Undecylenic acid is primarily fungistatic and against a variety of fungi, including those that cause ringworm. Undecylenic acid (DESENEX, others) is available in a cream, powder, spray powder, soap, and liquid. Zinc undecylenate is marketed in combination with other ingredients. The zinc provides an astringent action that aids in the suppression of inflammation. Compound undecylenic acid ointment contains both undecylenic acid (~5%) and zinc undecylenate (~20%). Calcium undecylenate (CALDESENE, CRUEX) is available as a powder. Undecylenic acid preparations are used in the treatment of various dermatomycoses, especially tinea pedis. Concentrations of the acid as high as 10%, as well as those of the acid and salt in the compound ointment, may be applied to the skin. The preparations usually are not irritating to tissue, and sensitization to them is uncommon. In tinea pedis, the infection frequently persists despite intensive treatment and the clinical “cure” rate is ~50%, which is much lower than that obtained with the imidazoles, haloprogin, or tolnaftate. Undecylenic acid preparations also are approved for use in the treatment of diaper rash, tinea cruris, and other minor dermatologic conditions.

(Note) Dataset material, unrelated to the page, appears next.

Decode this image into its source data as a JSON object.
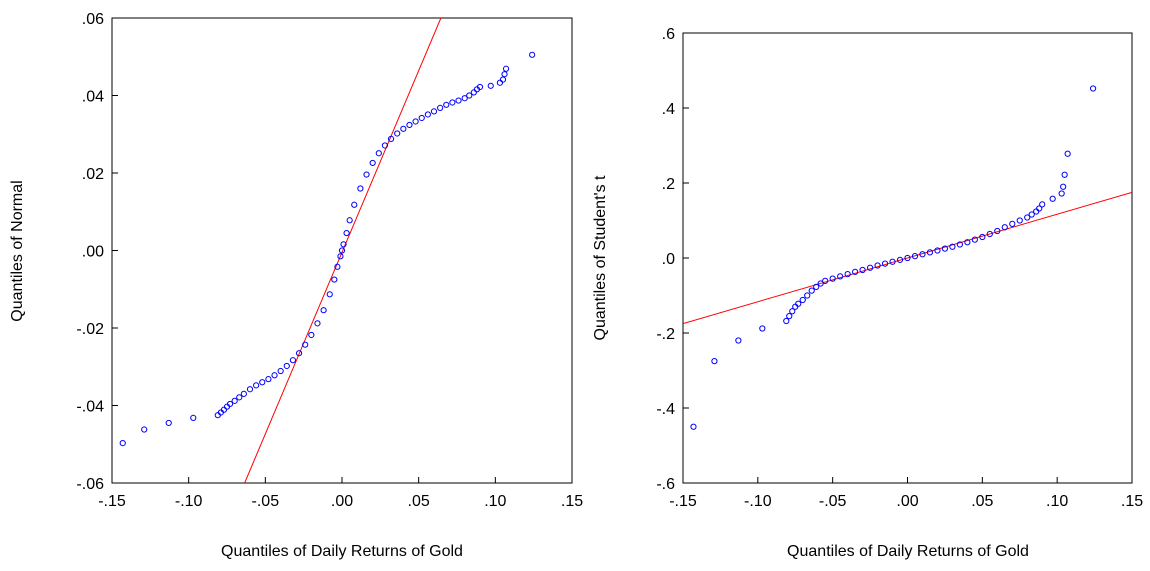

Benzoic Acid and Salicylic Acid. An ointment containing benzoic and salicylic acids is known as Whitfield’s ointment. It combines the fungistatic action of benzoate with the keratolytic action of salicylate (in a ratio of 2:1, usually 6-3%) and is used mainly in the treatment of tinea pedis. Because benzoic acid is only fungistatic, eradication of the infection occurs only after the infected stratum corneum is shed. Continuous medication is required for several weeks to months. The salicylic acid accelerates the desquamation. The ointment also is sometimes used to treat tinea capitis. Mild irritation may occur at the site of application.